De nombreuses villes des États-Unis ont été confrontées à des crises budgétaires au cours du siècle dernier, pour diverses raisons. Le plus souvent, ces difficultés financières survenaient après un ralentissement économique ou une forte baisse des recettes fiscales.

Les municipalités de Floride ont commencé à faire défaut en 1926 après l’effondrement qui a suivi un boom immobilier. Les défauts de paiement des municipalités étaient fréquents dans tout le pays dans les années 1930, durant la Grande Dépression. À mesure que le chômage augmentait, les dépenses sociales gonflaient et les recettes fiscales diminuaient.

En 1934, le Congrès a modifié le Code états-unien des faillites pour permettre aux municipalités de déposer officiellement le bilan.

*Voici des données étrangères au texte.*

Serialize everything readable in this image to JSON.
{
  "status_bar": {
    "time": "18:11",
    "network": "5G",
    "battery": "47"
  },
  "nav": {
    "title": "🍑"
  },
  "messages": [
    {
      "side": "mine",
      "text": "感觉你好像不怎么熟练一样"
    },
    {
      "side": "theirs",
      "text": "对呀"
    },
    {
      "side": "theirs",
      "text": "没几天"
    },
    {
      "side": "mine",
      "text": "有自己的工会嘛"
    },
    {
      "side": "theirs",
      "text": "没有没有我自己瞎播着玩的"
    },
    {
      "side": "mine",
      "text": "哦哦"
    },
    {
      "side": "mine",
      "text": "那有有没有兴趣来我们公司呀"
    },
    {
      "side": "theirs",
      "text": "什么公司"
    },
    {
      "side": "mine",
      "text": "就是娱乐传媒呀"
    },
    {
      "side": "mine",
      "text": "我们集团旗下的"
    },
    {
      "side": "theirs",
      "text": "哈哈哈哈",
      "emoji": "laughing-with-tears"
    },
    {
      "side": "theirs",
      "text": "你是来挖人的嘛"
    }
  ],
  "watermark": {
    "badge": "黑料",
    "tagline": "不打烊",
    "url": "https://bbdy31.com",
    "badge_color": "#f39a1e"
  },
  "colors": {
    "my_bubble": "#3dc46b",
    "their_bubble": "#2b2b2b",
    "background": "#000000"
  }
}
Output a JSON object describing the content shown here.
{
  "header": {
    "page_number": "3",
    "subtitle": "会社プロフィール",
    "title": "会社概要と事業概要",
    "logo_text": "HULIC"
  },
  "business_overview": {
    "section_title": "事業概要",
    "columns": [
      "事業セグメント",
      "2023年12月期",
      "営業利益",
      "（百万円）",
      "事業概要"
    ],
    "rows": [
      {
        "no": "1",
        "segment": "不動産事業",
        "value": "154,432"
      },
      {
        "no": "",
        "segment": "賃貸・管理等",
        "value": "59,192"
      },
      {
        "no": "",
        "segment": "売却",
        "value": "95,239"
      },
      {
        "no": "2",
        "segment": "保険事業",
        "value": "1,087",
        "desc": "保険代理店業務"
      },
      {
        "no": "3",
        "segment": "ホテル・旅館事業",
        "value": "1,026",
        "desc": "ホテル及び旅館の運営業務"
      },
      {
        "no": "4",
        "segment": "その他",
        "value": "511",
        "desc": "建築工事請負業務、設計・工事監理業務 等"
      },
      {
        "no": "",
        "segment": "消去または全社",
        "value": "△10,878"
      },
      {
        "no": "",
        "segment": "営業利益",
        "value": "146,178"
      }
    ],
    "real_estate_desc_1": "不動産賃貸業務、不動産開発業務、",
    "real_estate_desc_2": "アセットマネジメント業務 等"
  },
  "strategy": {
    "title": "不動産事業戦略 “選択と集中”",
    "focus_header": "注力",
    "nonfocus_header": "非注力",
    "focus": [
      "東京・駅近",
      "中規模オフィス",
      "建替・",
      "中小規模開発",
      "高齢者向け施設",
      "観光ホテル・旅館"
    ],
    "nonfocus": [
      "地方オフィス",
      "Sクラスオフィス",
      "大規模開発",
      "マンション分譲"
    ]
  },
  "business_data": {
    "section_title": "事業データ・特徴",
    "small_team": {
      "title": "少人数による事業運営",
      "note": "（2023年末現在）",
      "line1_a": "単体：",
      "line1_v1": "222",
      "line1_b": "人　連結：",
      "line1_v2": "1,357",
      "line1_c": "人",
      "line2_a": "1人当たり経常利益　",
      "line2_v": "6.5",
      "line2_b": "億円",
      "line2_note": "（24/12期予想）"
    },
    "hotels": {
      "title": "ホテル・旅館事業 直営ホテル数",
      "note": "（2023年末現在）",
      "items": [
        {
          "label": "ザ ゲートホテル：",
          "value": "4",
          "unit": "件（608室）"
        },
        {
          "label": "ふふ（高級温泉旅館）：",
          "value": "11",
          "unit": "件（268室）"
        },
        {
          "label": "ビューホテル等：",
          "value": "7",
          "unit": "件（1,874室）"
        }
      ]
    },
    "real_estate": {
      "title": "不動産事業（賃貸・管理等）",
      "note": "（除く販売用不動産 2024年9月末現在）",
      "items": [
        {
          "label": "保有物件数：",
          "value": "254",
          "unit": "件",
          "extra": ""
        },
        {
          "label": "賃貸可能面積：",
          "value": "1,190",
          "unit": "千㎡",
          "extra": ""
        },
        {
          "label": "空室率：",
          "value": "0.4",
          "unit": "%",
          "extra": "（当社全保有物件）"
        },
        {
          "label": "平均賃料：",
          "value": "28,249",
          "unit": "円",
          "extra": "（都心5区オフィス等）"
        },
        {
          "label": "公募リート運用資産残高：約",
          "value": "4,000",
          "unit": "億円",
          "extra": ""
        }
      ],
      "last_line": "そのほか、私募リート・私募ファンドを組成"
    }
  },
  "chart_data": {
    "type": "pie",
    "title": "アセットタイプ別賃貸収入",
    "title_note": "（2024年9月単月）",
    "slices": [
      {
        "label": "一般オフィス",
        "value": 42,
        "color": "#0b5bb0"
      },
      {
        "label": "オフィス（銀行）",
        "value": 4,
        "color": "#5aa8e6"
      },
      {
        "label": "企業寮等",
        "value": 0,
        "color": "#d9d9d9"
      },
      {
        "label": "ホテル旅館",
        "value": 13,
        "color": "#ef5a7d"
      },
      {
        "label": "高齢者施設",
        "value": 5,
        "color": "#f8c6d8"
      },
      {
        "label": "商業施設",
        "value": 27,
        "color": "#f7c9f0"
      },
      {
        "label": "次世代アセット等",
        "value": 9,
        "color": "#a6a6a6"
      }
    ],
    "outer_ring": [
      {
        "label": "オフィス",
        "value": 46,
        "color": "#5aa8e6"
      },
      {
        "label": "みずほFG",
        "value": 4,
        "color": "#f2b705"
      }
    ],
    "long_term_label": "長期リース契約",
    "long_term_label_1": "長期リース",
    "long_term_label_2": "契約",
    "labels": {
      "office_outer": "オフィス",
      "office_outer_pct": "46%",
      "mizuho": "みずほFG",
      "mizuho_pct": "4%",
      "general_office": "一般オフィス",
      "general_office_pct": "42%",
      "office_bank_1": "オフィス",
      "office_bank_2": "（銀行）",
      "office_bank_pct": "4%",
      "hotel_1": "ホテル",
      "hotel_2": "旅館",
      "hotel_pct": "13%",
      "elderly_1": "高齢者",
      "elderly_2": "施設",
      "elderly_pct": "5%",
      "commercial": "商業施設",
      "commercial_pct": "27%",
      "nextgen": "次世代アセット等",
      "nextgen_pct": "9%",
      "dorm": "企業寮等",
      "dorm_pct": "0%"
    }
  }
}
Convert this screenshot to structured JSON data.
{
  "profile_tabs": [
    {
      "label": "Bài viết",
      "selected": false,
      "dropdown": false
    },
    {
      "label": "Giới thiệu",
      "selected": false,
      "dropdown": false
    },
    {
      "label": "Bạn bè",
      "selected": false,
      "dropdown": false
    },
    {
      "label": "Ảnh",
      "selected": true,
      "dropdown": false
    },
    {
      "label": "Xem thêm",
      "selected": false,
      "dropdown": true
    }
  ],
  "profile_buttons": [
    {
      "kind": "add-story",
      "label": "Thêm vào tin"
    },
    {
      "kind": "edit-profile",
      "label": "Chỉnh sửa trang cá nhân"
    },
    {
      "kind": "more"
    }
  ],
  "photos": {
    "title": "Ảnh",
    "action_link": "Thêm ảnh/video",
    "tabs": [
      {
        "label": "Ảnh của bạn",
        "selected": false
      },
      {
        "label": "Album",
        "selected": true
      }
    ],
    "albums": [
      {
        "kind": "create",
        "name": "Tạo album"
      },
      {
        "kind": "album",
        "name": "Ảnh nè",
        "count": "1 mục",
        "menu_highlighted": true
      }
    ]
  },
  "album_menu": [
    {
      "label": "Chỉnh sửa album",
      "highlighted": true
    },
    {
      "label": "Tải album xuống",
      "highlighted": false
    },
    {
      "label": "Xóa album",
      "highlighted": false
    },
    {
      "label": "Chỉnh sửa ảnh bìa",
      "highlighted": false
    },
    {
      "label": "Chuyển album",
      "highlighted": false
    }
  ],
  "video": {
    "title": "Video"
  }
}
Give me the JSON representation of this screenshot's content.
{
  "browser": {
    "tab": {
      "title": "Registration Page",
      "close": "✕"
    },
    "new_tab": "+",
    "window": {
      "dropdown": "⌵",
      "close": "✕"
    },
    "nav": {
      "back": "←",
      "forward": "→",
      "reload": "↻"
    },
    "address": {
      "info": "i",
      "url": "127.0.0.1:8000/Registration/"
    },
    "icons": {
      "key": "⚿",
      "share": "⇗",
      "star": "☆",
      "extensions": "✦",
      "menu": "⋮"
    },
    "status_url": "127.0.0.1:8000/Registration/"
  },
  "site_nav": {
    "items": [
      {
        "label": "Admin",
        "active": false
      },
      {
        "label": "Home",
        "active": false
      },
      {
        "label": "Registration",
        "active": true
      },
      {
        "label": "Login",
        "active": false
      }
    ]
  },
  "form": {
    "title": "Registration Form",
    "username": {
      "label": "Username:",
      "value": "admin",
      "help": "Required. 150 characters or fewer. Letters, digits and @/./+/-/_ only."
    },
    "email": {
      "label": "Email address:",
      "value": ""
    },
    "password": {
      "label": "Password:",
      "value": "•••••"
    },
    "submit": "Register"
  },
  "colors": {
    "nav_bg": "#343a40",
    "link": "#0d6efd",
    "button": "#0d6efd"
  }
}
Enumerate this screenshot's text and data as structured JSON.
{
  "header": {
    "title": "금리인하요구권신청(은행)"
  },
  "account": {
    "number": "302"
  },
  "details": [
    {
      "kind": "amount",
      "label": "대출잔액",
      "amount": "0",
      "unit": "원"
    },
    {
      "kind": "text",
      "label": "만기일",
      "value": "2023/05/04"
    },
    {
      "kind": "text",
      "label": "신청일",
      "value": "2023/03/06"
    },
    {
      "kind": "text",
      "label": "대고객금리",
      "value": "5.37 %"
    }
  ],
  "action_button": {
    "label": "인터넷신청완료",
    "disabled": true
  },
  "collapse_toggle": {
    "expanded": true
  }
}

Par la suite, 27 États ont promulgué des lois autorisant les villes à devenir débitrices et à demander la protection de la loi sur les faillites.

Comment sortir de la faillite ?

Déclarer faillite n’était pas une panacée. Si cela permettait aux villes de refinancer leur dette ou d’étaler les échéances de paiement, cela pouvait aussi entraîner une augmentation des impôts et des taxes pour les habitants, ainsi qu’une baisse des salaires et des avantages sociaux pour les employés municipaux. Et la mise en faillite risquait de stigmatiser une ville pendant de nombreuses années par la suite.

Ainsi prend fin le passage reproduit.